Condamné la SARL BARBE à payer à la SAS CPP DÉCORATION les intérêts au

taux légal produits à compter de la mise en demeure du 22/03/2021.

Condamné la SARL BARBE à payer à la SAS CPP DÉCORATION l'indemnité forfaitaire d'un montant de 320 €.

Dit irrecevable la demande reconventionnelle formulée par la SARL BARBE.

Débouté la SARL BARBE de toutes ses demandes, fins et conclusions.

Condamné la SARL BARBE à payer à la SAS CPP DÉCORATION la somme de 1500 € au titre de l'article 700 du code de procédure civile.

Débouter la société CPP DÉCORATION de ses demandes,

Faire droit à sa demande reconventionnelle en paiement des factures ès qualités sur le fondement de la répétition de l'indu,

Prononcer la compensation judiciaire entre les sommes réclamées par la société CPP

DÉCORATION et les sommes dues à la SARL BARBE.

En conséquence, condamner la société CPP DÉCORATION à lui payer ès-qualités une somme de 34 721,02€, avec intérêts au taux légal qui commenceront à courir au plus tard à la date du 28 mars 2022.

À titre infiniment subsidiaire,

Réformer le jugement qui a prononcé des condamnations contre la SARL BARBE.

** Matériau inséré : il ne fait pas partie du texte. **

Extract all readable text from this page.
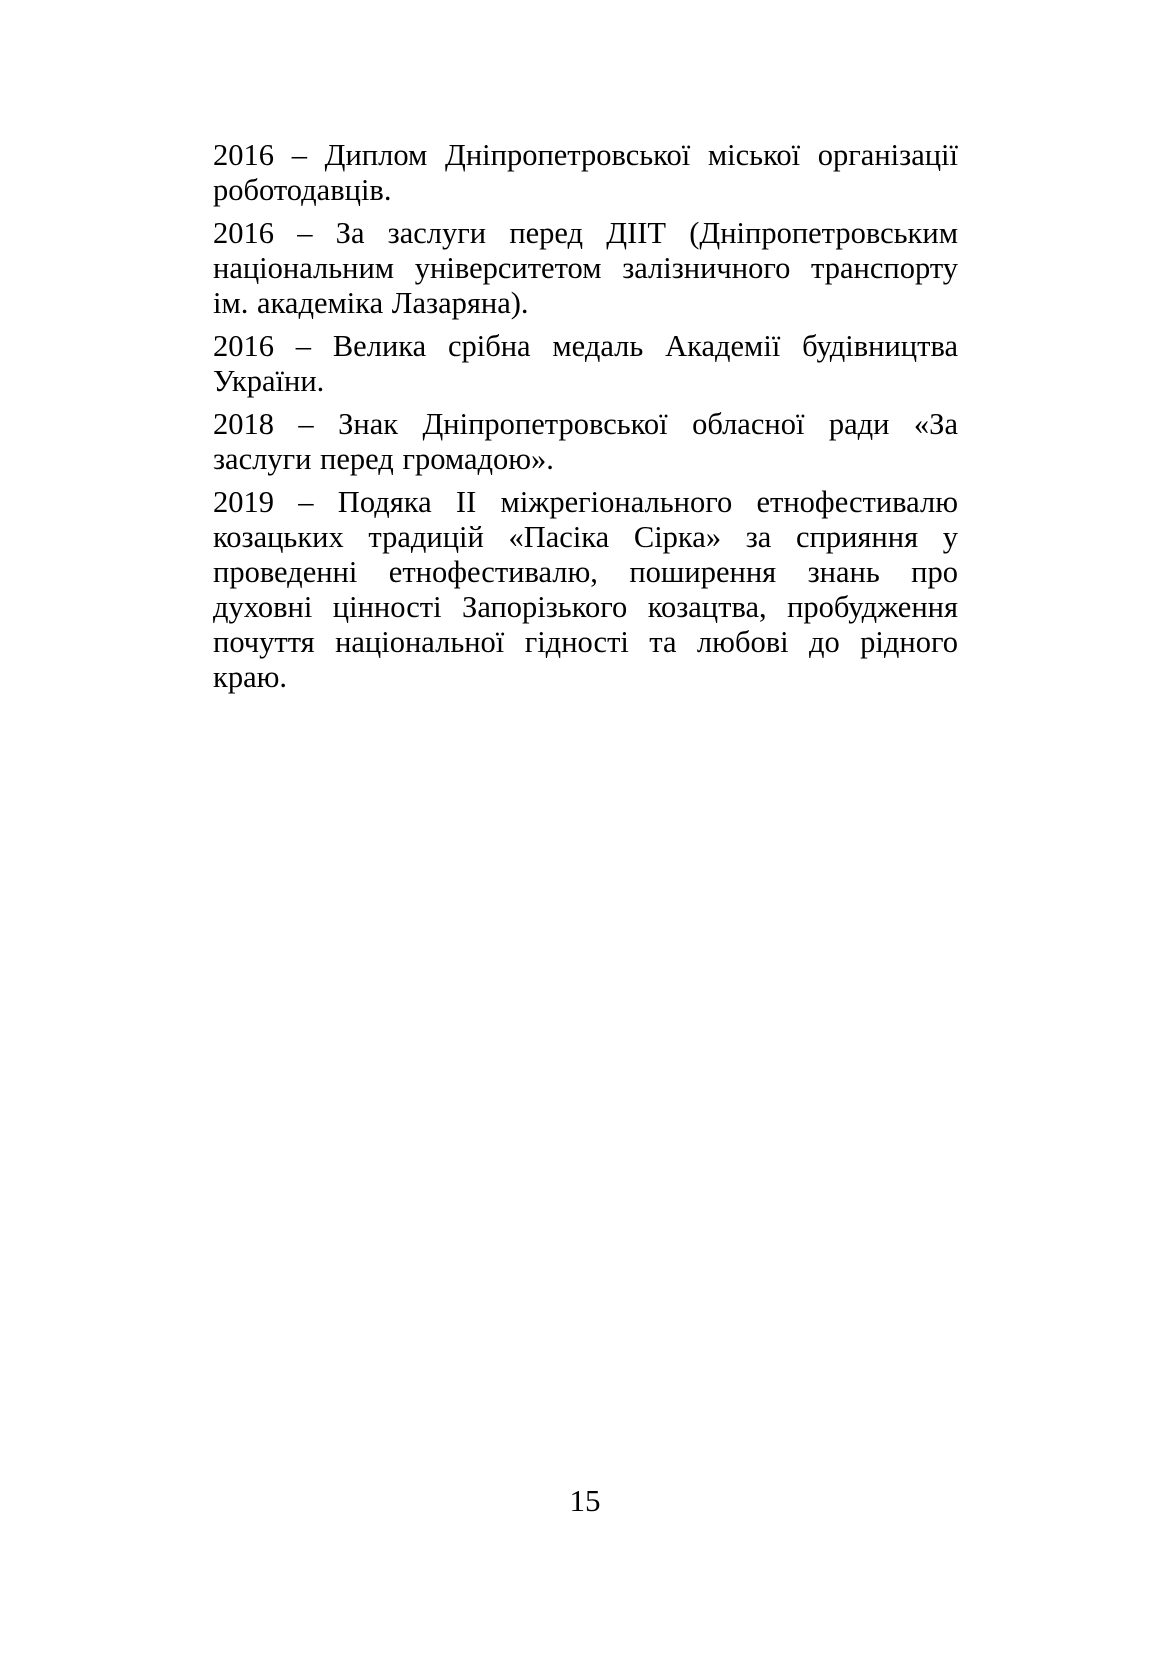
2016 – Диплом Дніпропетровської міської організації роботодавців.

2016 – За заслуги перед ДІІТ (Дніпропетровським національним університетом залізничного транспорту ім. академіка Лазаряна).

2016 – Велика срібна медаль Академії будівництва України.

2018 – Знак Дніпропетровської обласної ради «За заслуги перед громадою».

2019 – Подяка II міжрегіонального етнофестивалю козацьких традицій «Пасіка Сірка» за сприяння у проведенні етнофестивалю, поширення знань про духовні цінності Запорізького козацтва, пробудження почуття національної гідності та любові до рідного краю.

15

Dire et juger qu'aucune condamnation ne saurait être prononcée à son encontre ès-qualités du fait du prononcé de la liquidation judiciaire.

Fixer au passif de la liquidation judiciaire la créance de la société CPP DÉCORATION dans la limite de la somme de 18 971,97 € correspondant au montant

déclaré.

Débouter la société CPP DÉCORATION du surplus.

En tout état de cause,

Condamner la société CPP DÉCORATION à payer à la SELARL EKIP' ès-qualités

une indemnité de 3000€ sur le fondement de l'article 700 du CPC en règlement des

frais irrépétibles exposés en cause d'appel.

Condamner la société CPP DÉCORATION aux entiers dépens, de première instance

et d'appel avec distraction profit de Maître Camille ESTRADE en application de l'article 699 du CPC.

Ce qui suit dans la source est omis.